Ingest Data in CSV Format
Many systems export data in CSV format. This section describes how to ingest comma-separated data into IDOL using NiFi Ingest.
The steps in this section assume that:
- You have one or more files each of which contains comma-separated data that should be parsed into one or more IDOL documents.
- The data is not necessarily in IDOL document format (there might not be a reference or content field).
To ingest data in CSV format
-
Add a GetFileSystem processor to your data flow to retrieve the CSV file(s).
- Configure the location of your CSV files by setting the property "Directory Paths". If the folder contains other files, you could also set "File name pattern" to
*.csv
. - If you are running a NiFi cluster, set the dynamic property
adv:FlowFileEmbedFiles
to TRUE. For more information about this property, see Advanced Connector Properties.
- Configure the location of your CSV files by setting the property "Directory Paths". If the folder contains other files, you could also set "File name pattern" to
- Add a ConvertCSVToDocuments processor to the data flow.
- Connect the "success" relationship of the GetFileSystem processor to the ConvertCSVToDocuments processor.
-
Configure the ConvertCSVToDocuments processor.
-
Right-click the processor and click Configure.
The Configure Processor dialog box opens.

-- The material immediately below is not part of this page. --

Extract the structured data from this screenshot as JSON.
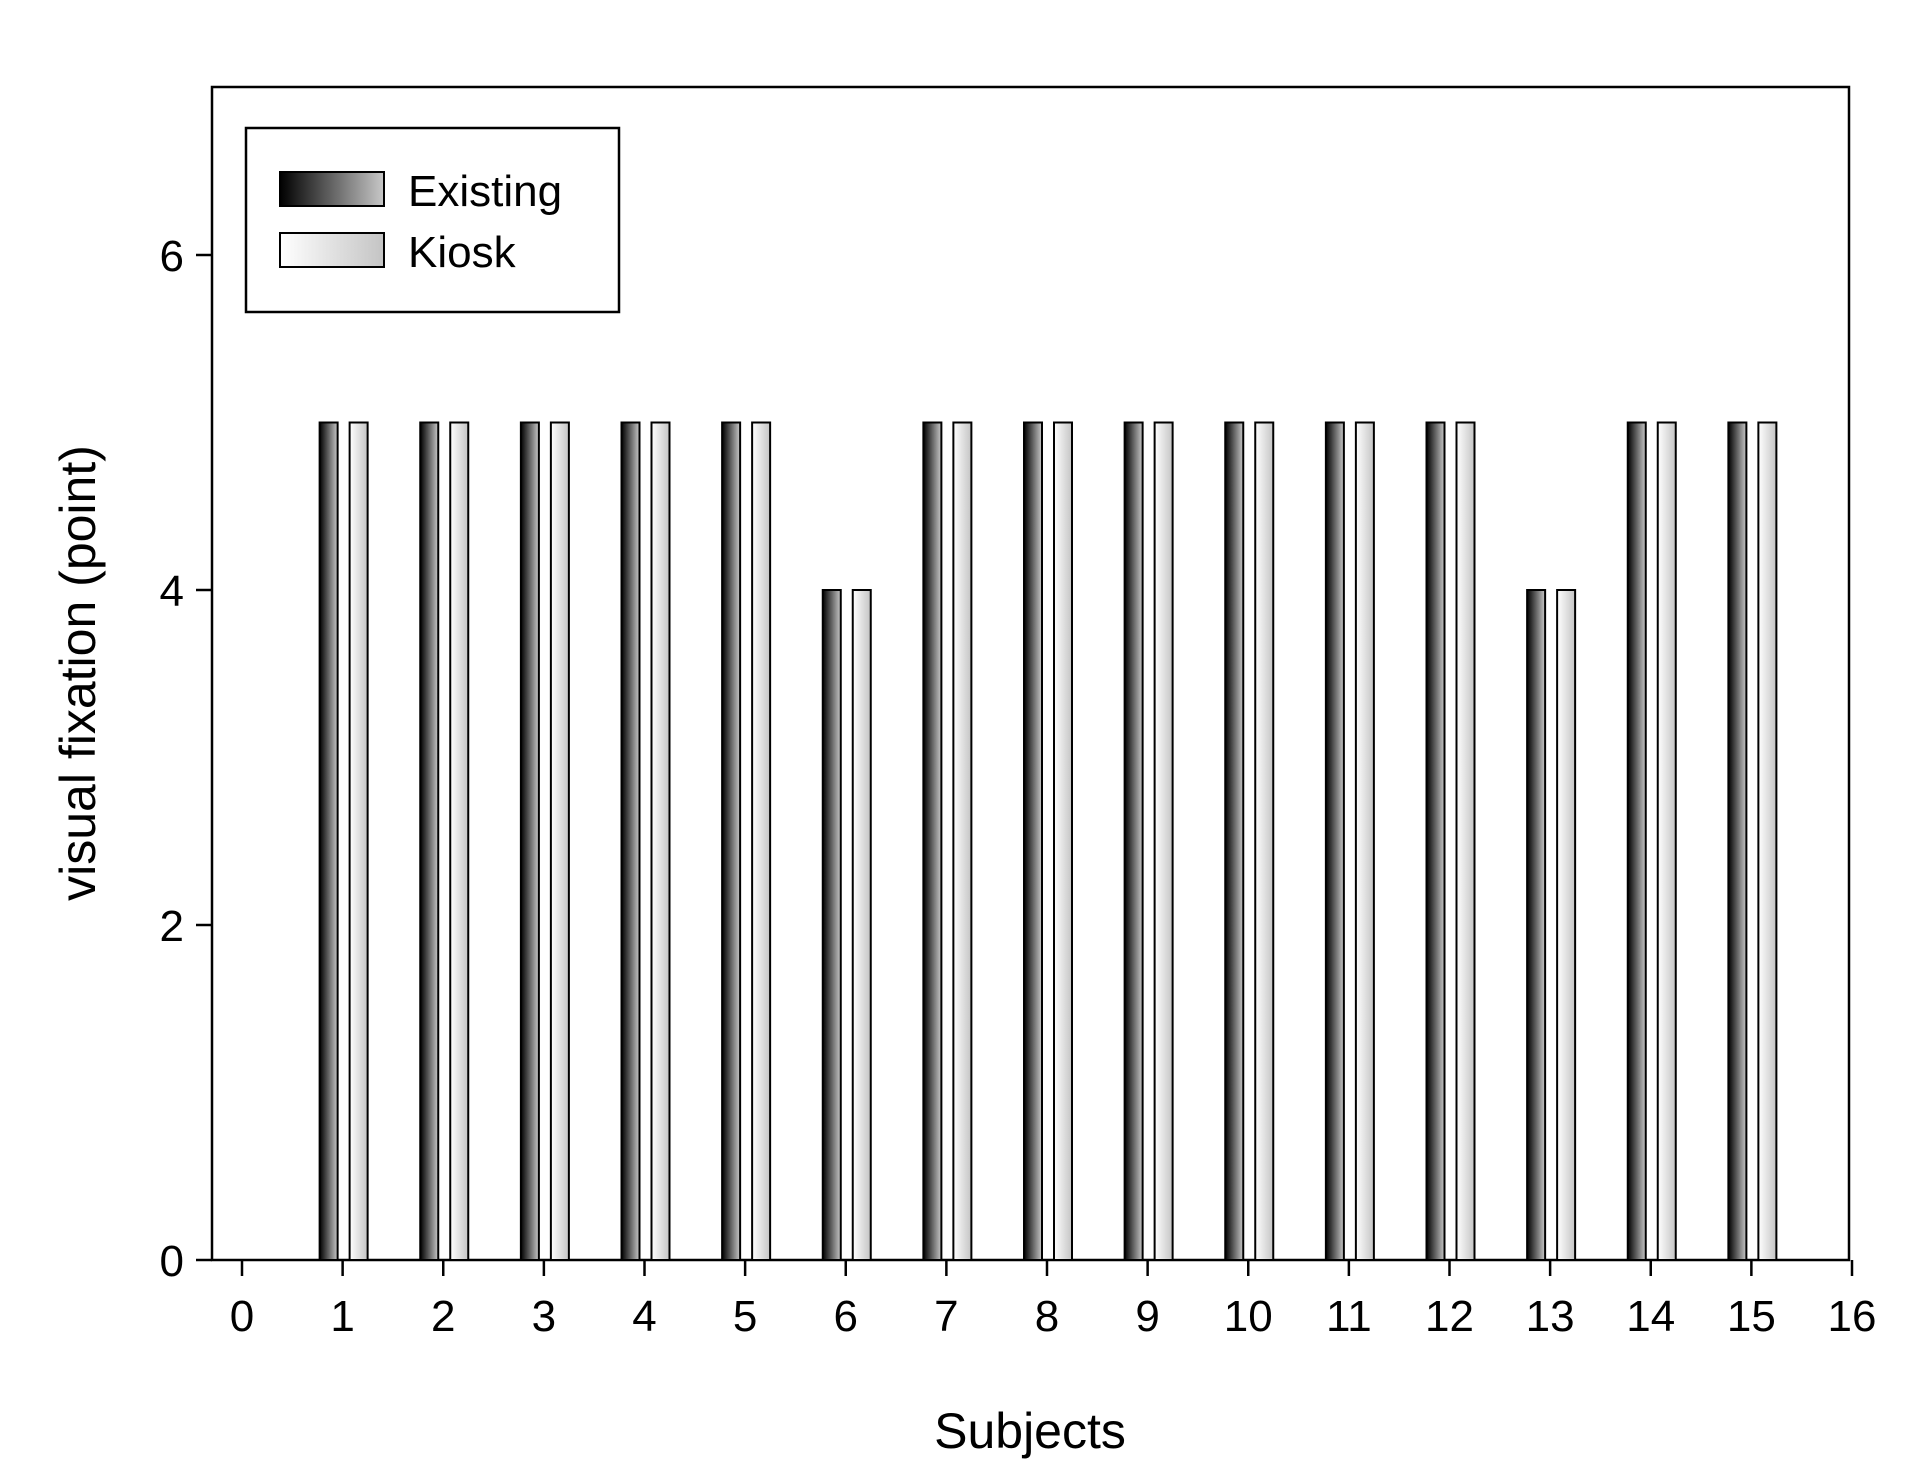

- Click the Properties tab.
-
Set the following properties:
Use CSV Header Row If the first line in the CSV file contains a list of field names, set this to TRUE. If the first line in the CSV file is the first line of data, set this to FALSE. CSV Field Names To override the list of field names in the CSV file, or if the CSV file does not contain any field names, enter a comma-separated list of field names to use. Reference Field The name of the field (in the CSV file header row or CSV Field Names property) to use as the document reference. If there isn't a suitable field, you can set this property to an empty string and set Base Reference instead. Content Field The name of the field (in the CSV file header row or CSV Field Names property) to use as the document content. If you don't want to populate the document content, set this property to an empty string. Base Reference If the CSV file doesn't contain a suitable reference field, you can specify a base reference. The documents extracted from the CSV file will be given references in form BaseReference:N
whereN
is the line number in the source CSV file. - Click APPLY.
-
-
Connect the "extracted" relationship of the ConvertCSVToDocuments processor to your ingestion pipeline.
TIP: After they are processed, the original FlowFiles that were routed to the ConvertCSVToDocuments processor are routed to the "success" relationship.
To avoid indexing documents representing the original CSV files, you could auto-terminate this relationship. However, if you are using a document registry service to ensure that documents are indexed in the correct sequence, route the "success" relationship to an UnregisterDocument processor. For more information about the document registry service, see Index Documents in the Correct Sequence.
-
Start the GetFileSystem and ConvertCSVToDocuments processors.